What's the liability landscape look like when, for example, grandparents have their grandchildren under 6 visit and sleep over in a non-deleaded apartment? Or what about cases where a tenant doesn't tell the landlord they have children under 6 staying for extended periods, or even living there? The laws seem to require you to delead if children under 6 live there, but is there a legal definition of what "live" means?
You avoid liability by asking tenants to sign an agreement that they accept the presence of lead paint. Typically up until 180 days is temporary housing, beyond that is permanent.
I would make sure that there is no pealing paint in the apartment and include in your lease that the tenant is responsible for the safety of their visitors and must supervising all visitors under the age of 18.

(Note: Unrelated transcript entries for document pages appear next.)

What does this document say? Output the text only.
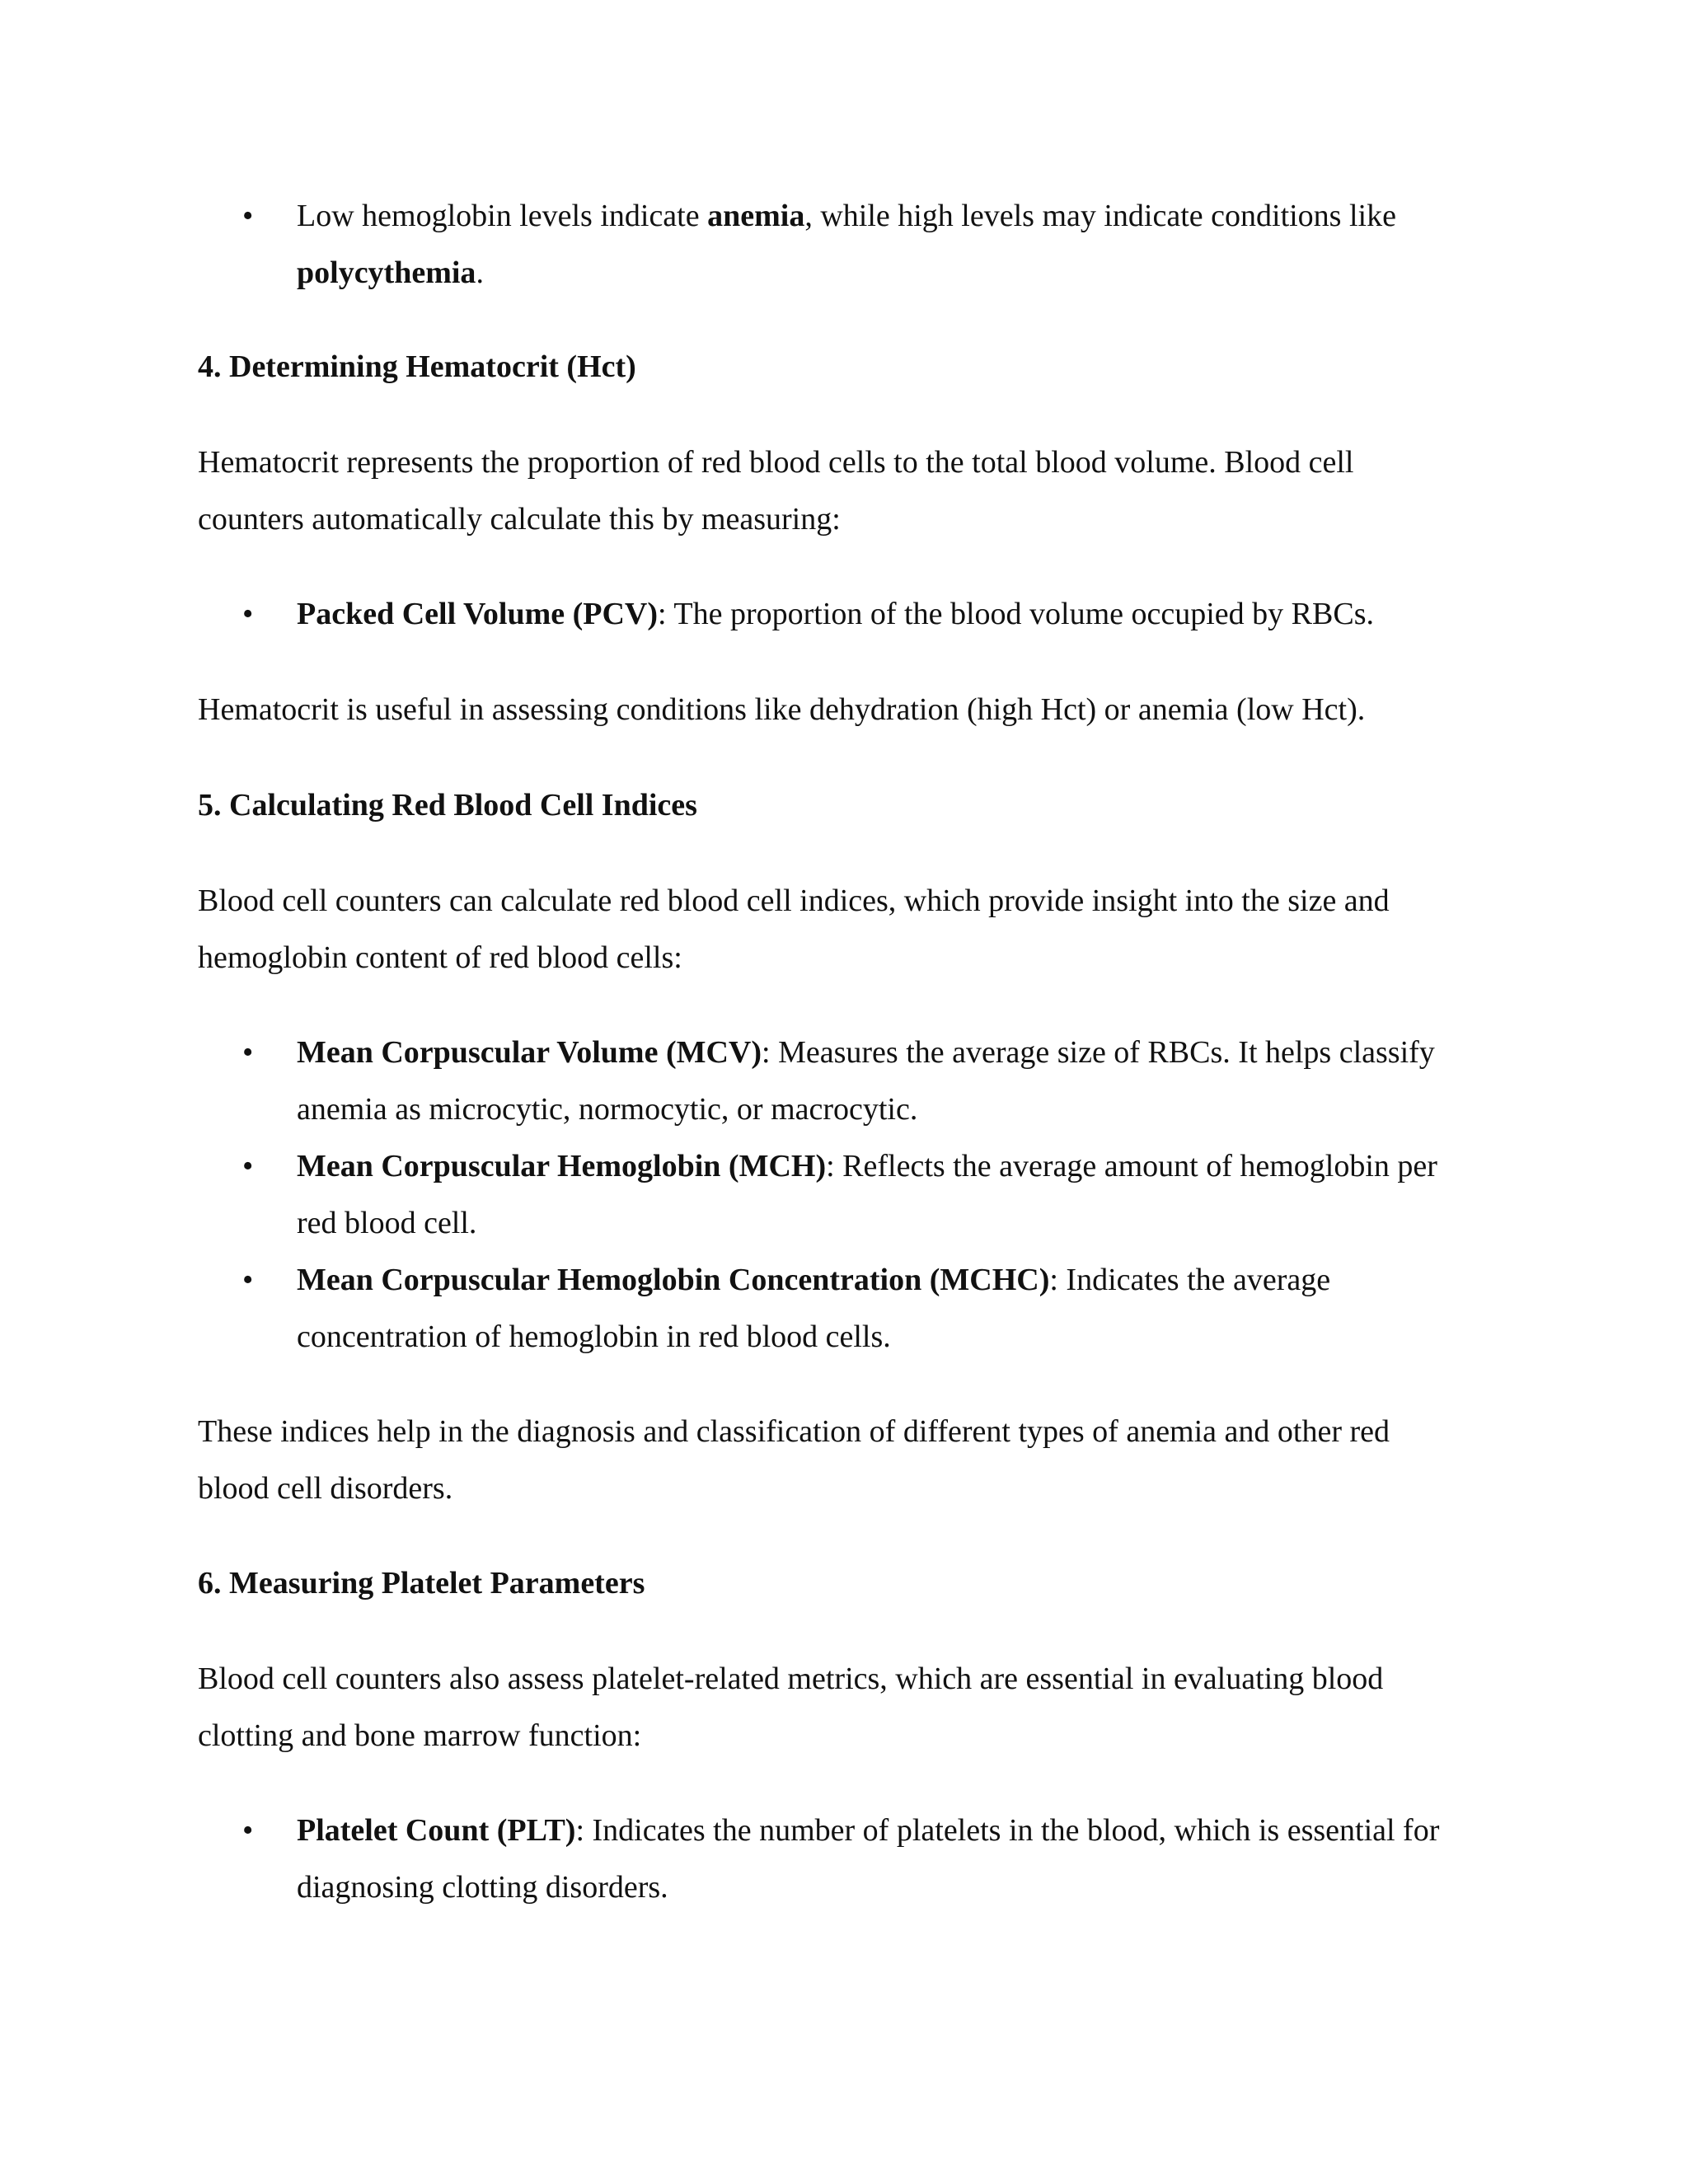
• Low hemoglobin levels indicate anemia, while high levels may indicate conditions like polycythemia.

4. Determining Hematocrit (Hct)

Hematocrit represents the proportion of red blood cells to the total blood volume. Blood cell counters automatically calculate this by measuring:

• Packed Cell Volume (PCV): The proportion of the blood volume occupied by RBCs.

Hematocrit is useful in assessing conditions like dehydration (high Hct) or anemia (low Hct).

5. Calculating Red Blood Cell Indices

Blood cell counters can calculate red blood cell indices, which provide insight into the size and hemoglobin content of red blood cells:

• Mean Corpuscular Volume (MCV): Measures the average size of RBCs. It helps classify anemia as microcytic, normocytic, or macrocytic.

• Mean Corpuscular Hemoglobin (MCH): Reflects the average amount of hemoglobin per red blood cell.

• Mean Corpuscular Hemoglobin Concentration (MCHC): Indicates the average concentration of hemoglobin in red blood cells.

These indices help in the diagnosis and classification of different types of anemia and other red blood cell disorders.

6. Measuring Platelet Parameters

Blood cell counters also assess platelet-related metrics, which are essential in evaluating blood clotting and bone marrow function:

• Platelet Count (PLT): Indicates the number of platelets in the blood, which is essential for diagnosing clotting disorders.
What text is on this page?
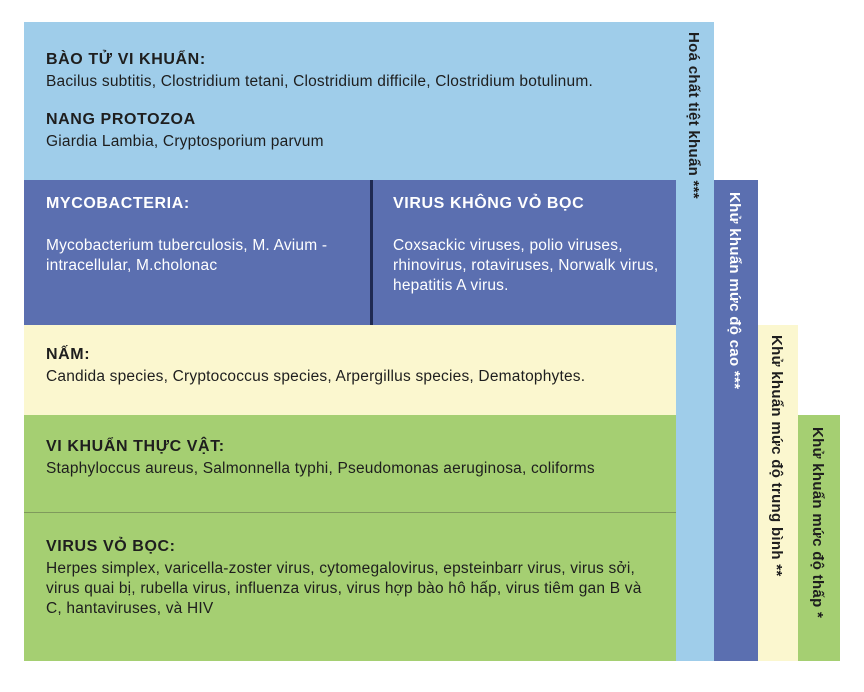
BÀO TỬ VI KHUẨN:

Bacilus subtitis, Clostridium tetani, Clostridium difficile, Clostridium botulinum.

NANG PROTOZOA

Giardia Lambia, Cryptosporium parvum

MYCOBACTERIA:

Mycobacterium tuberculosis, M. Avium - intracellular, M.cholonac

VIRUS KHÔNG VỎ BỌC

Coxsackic viruses, polio viruses, rhinovirus, rotaviruses, Norwalk virus, hepatitis A virus.

NẤM:

Candida species, Cryptococcus species, Arpergillus species, Dematophytes.

VI KHUẨN THỰC VẬT:

Staphyloccus aureus, Salmonnella typhi, Pseudomonas aeruginosa, coliforms

VIRUS VỎ BỌC:

Herpes simplex, varicella-zoster virus, cytomegalovirus, epsteinbarr virus, virus sởi, virus quai bị, rubella virus, influenza virus, virus hợp bào hô hấp, virus tiêm gan B và C, hantaviruses, và HIV

Hoá chất tiệt khuẩn ***
Khử khuẩn mức độ cao ***
Khử khuẩn mức độ trung bình ** Khử khuẩn mức độ thấp *
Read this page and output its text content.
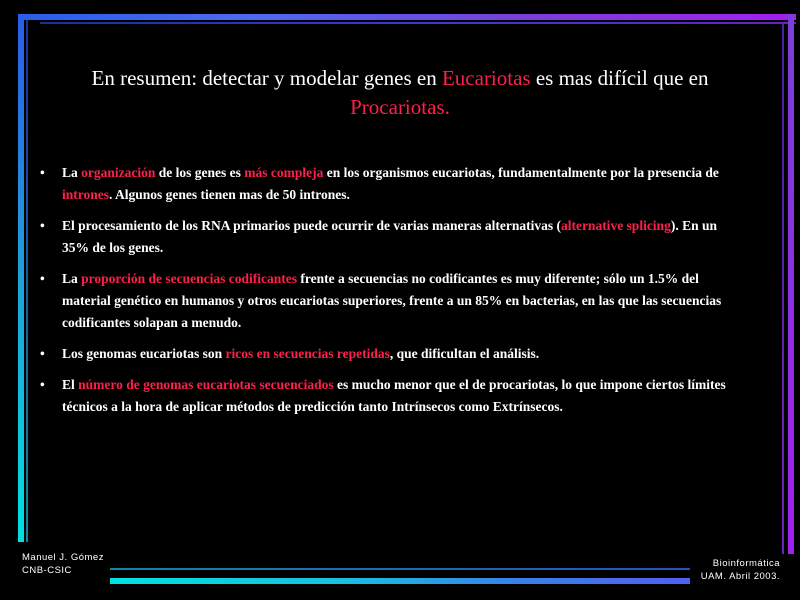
En resumen: detectar y modelar genes en Eucariotas es mas difícil que en
Procariotas.
• La organización de los genes es más compleja en los organismos eucariotas, fundamentalmente por la presencia de intrones. Algunos genes tienen mas de 50 intrones.
• El procesamiento de los RNA primarios puede ocurrir de varias maneras alternativas (alternative splicing). En un 35% de los genes.
• La proporción de secuencias codificantes frente a secuencias no codificantes es muy diferente; sólo un 1.5% del material genético en humanos y otros eucariotas superiores, frente a un 85% en bacterias, en las que las secuencias codificantes solapan a menudo.
• Los genomas eucariotas son ricos en secuencias repetidas, que dificultan el análisis.
• El número de genomas eucariotas secuenciados es mucho menor que el de procariotas, lo que impone ciertos límites técnicos a la hora de aplicar métodos de predicción tanto Intrínsecos como Extrínsecos.
Manuel J. Gómez
CNB-CSIC
Bioinformática
UAM. Abril 2003.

I've consulted with several agents and REI and it's my understanding that simply "signing an agreement accepting the presence of lead paint" doesn't dismiss you from liability as a landlord/ owner. The law in Massachusetts is clear, for better or worse: http://massrealestatelawblog.com/2013/03/16/boston-area-landlord-hit-with-75000-penalty-over-lead-paint-violations/
@Peter J. As a landlord or owner occupied buyer, you are required to remediate lead paint for any dwelling where a child 6 years old or less will reside. It's not optional.
This is a good start:
It literally takes a child ingesting a chip of lead paint the size of a quarter to cause actual brain damage. This is not to be ignored or glossed over.
Whatever else you do in your REI career, please take this very seriously. The mental damage you can cause to innocent kids isn't worth saving money on your rental units.